= Bruce Jensen =

American illustrator

Bruce Jensen (born 1962 in Indianapolis, Indiana) is a US illustrator who has created book covers for science fiction authors such as Kim Stanley Robinson, Neal Stephenson, Charles Sheffield, Joe Haldeman, Linda Nagata, Kelley Eskridge, and Philip K. Dick. His covers were described by Nagata as "deftly illustrat[ing] the mood, the feeling of the book". He also drew the unfinished Neuromancer graphic novel in 1989. He won the 1995 Jack Gaughan Award for Best Emerging Artist.

== Career overview ==

Bruce Jensen began drawing at an early age, drawing the typical childhood birds and dinosaurs. As he grew older he discovered science fiction. A book that heavily influenced his decision to become a science fiction cover artist was Jack Gaughn's cover to The Skylark of Valeron by E. E. Smith. When Bruce was in high school he realized his dream to become an artist. He then went on to the Columbus College of Art and Design, receiving BFA in 1984; it is here that he developed his more abstract usage of color.
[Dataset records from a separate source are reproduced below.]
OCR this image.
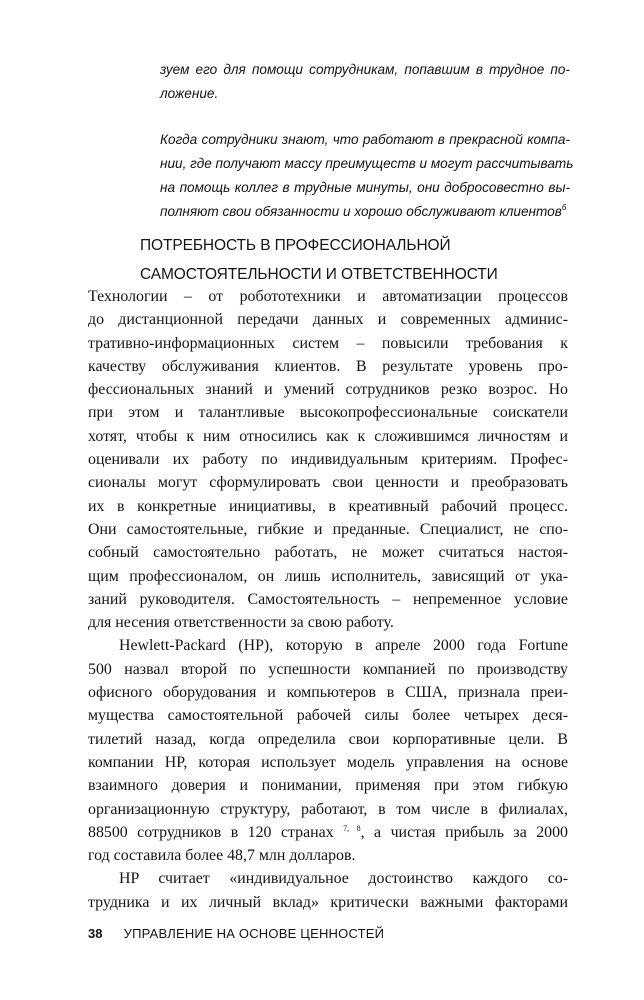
зуем его для помощи сотрудникам, попавшим в трудное по-
ложение.
Когда сотрудники знают, что работают в прекрасной компа-
нии, где получают массу преимуществ и могут рассчитывать
на помощь коллег в трудные минуты, они добросовестно вы-
полняют свои обязанности и хорошо обслуживают клиентов$^6$
ПОТРЕБНОСТЬ В ПРОФЕССИОНАЛЬНОЙ
САМОСТОЯТЕЛЬНОСТИ И ОТВЕТСТВЕННОСТИ
Технологии – от робототехники и автоматизации процессов
до дистанционной передачи данных и современных админис-
тративно-информационных систем – повысили требования к
качеству обслуживания клиентов. В результате уровень про-
фессиональных знаний и умений сотрудников резко возрос. Но
при этом и талантливые высокопрофессиональные соискатели
хотят, чтобы к ним относились как к сложившимся личностям и
оценивали их работу по индивидуальным критериям. Профес-
сионалы могут сформулировать свои ценности и преобразовать
их в конкретные инициативы, в креативный рабочий процесс.
Они самостоятельные, гибкие и преданные. Специалист, не спо-
собный самостоятельно работать, не может считаться настоя-
щим профессионалом, он лишь исполнитель, зависящий от ука-
заний руководителя. Самостоятельность – непременное условие
для несения ответственности за свою работу.
Hewlett-Packard (HP), которую в апреле 2000 года Fortune
500 назвал второй по успешности компанией по производству
офисного оборудования и компьютеров в США, признала преи-
мущества самостоятельной рабочей силы более четырех деся-
тилетий назад, когда определила свои корпоративные цели. В
компании HP, которая использует модель управления на основе
взаимного доверия и понимании, применяя при этом гибкую
организационную структуру, работают, в том числе в филиалах,
88500 сотрудников в 120 странах $^{7, 8}$, а чистая прибыль за 2000
год составила более 48,7 млн долларов.
HP считает «индивидуальное достоинство каждого со-
трудника и их личный вклад» критически важными факторами
38 УПРАВЛЕНИЕ НА ОСНОВЕ ЦЕННОСТЕЙ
In the summer of 1984 Jensen received his first cover assignment, which went well enough for him to receive others immediately after this. During the next six years after his first book cover he had produced twelve book covers; he also spent some time working in television. In 1990 Jensen was earning enough money from painting science fiction book covers that he considered it to be his full-time job.